Kidd Pivot: Revisor

Thursday, Mar. 21 & Friday, Mar. 22, 7:30 p.m. Thu./8 p.m. Fri., $37 

UNC’s Memorial Hall, Chapel Hill

Working with Crystal Pite is intense. By now, that may not come as much of a surprise to Triangle audiences, whom the Canadian choreographer has repeatedly chilled and challenged with her unsettling visions of contemporary life and loss.

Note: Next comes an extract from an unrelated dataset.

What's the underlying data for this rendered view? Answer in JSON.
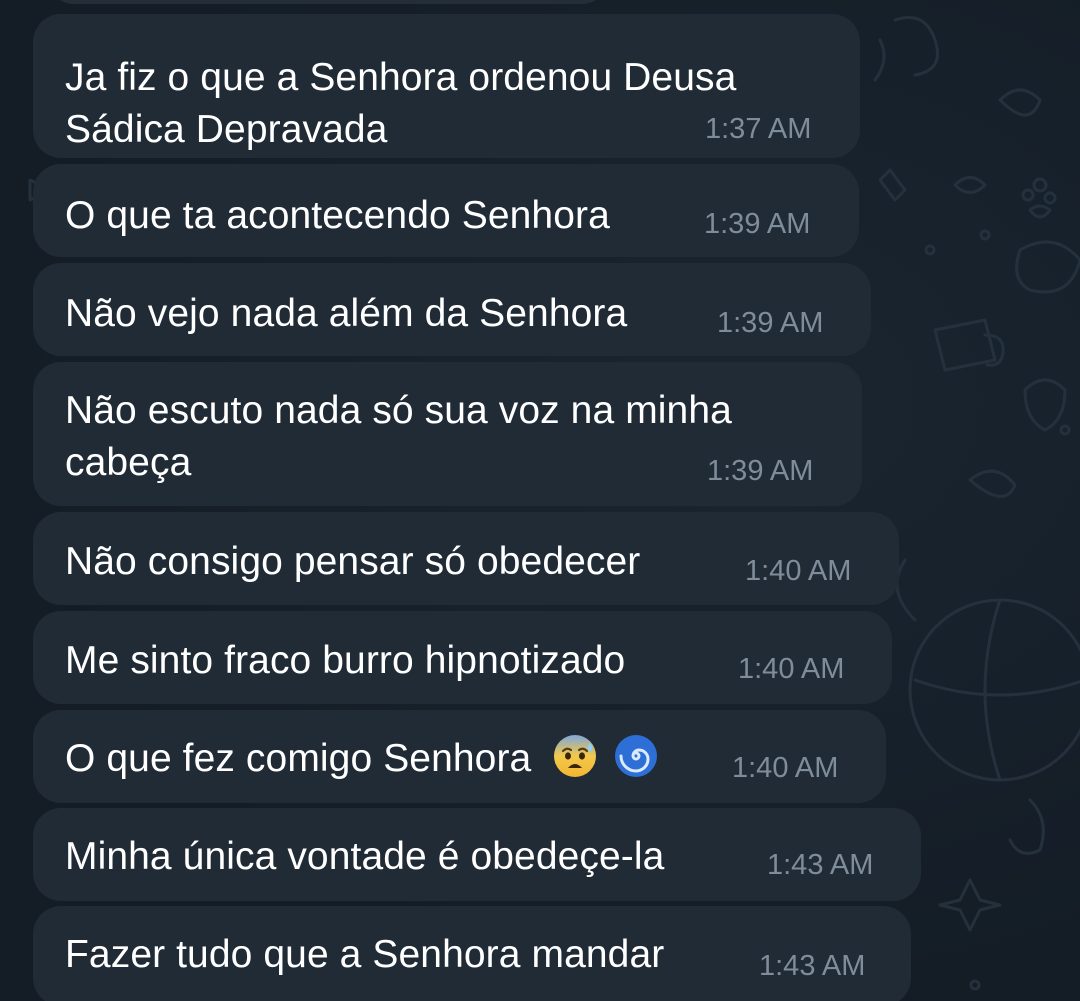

When Nederlands Dans Theatre performed The Second Person at UNC in 2011, a wooden puppet behind a mike stand narrated an uncanny tale in which characters depicted as families, friends, and lovers of the grammatical second person—you—were being swallowed up in an impersonal, black-suited city crowd. Three years later, stark mobile searchlights surrounded Cedar Lake Contemporary Ballet’s dancers in Ten Duets on a Theme of Rescue at the American Dance Festival

Then, Pite’s own company, Kidd Pivot, shocked ADF audiences in 2017 with her and playwright Jonathon Young’s Betroffenheit, a carnival ride through a glitzy underworld of grief that suggested a David Lynch–directed version of Bob Fosse’s All That Jazz. And last year, Nederlands Dans Theatre executed Pite and Young’s subsequent tale of ruthless executive-suite reckoning, The Statement

This week, Carolina Performing Arts presents the U.S. premiere of their latest work. In a change-up, Revisor, which CPA co-commissioned, is a farce based on Nikolai Gogol’s 1836 satire, The Government Inspector. According to press the new work has already received, laughs are abundant as a crafty civil servant gleefully hoodwinks the corrupt provincial government leaders who have mistaken him for a state auditor. Still, the creation of work, according to Eric Beauchesne, Kidd Pivot’s associate artistic director, has been consuming. 

“There’s a lot of information to process and deal with,” Beauchesne says. “[Pite] is a fast worker, so the whole team has to pick up the pace and make sure they’re on the same train as her.”

Then comes the challenge of performing Pite’s choreography. Beauchesne recalls being wiped out by the end of performances, not only by the physical demands, but by the emotional content. 

“It’s never just a ‘soft and release’ kind of approach,” he says. “She loves physicality, the result of physical effort, and I would say the same thing for the emotional angle. It’s exhilarating because we go so far … but it’s also exhausting.”

Still, Pite’s background as a dancer and her knowledge of anatomy have enabled her to create organic movement that allows dancers to enter demanding territory in a healthy way. Since her work is so well constructed, Beauchesne notes, “Even though it can push you really, really far, usually it feels quite good to dance.”

Beauchesne came late to dance himself: After seeing his first dance at age sixteen, he started ballet lessons two years later. But following a meteoric rise, the award-winning performer worked with professional ballet companies in Canada and Germany before joining Kidd Pivot fifteen years ago. As the group’s associate artistic director, Beauchesne now reconstructs Pite’s repertoire on major companies around the world. 

He’s witnessed the three-time winner of the Olivier Award, England’s version of the Tony, integrate an increasing array of art forms into her work over the years. Since dance and theater have different strengths, Pite “likes to gather and work with as many tools as possible to say what she wants to say,” Beauchesne says. “Crystal is first and foremost a communicator. She wants to tell a story; whether it’s a narrative or figurative story, she’s a storyteller.”

And she’s using a broad range of genres and approaches to tell them. In Revisor, after succinctly staging Gogol’s actual farce theatrically, with performers lip-syncing the prerecorded dialogue of vocal actors, the work then “deconstructs and reinspects it,” Beauchesne says. As in Betroffenheit, the initial setting, costumes, and most of the dialogue are gradually excised, leaving the central movements and motifs unanchored in a specific situation, context, or world. 

“It’s a different mirror,” Beauchesne says. “If we use different ways to approach the same material, people will relate to the work differently, and see themselves differently in the work. It will reveal something different from the staged farce to the deconstructed farce.”    

Though some have connected Revisor and The Statement to Donald Trump, both projects were begun before his presidency, which points to the timelessness of certain iniquitous character types. 

“It’s not about him. It’s about human foibles and human corruption,” says Beauchesne, who nevertheless acknowledges that Pite’s work has become more politically engaged over the years. In The Statement, a crisis-management team is tweaking a disaster in another country for its own benefit, and 2017’s Flight Pattern dealt with the global refugee crisis. 

“I don’t think we’re talking about an artist who had an epiphany and decided to become a political artist,” Beauchesne says. “The work has just evolved that way. Of course it’s timely to talk about corruption and imposture. It’s always been timely. That’s why Gogol wrote the play in 1836. Classics are classic for a reason.”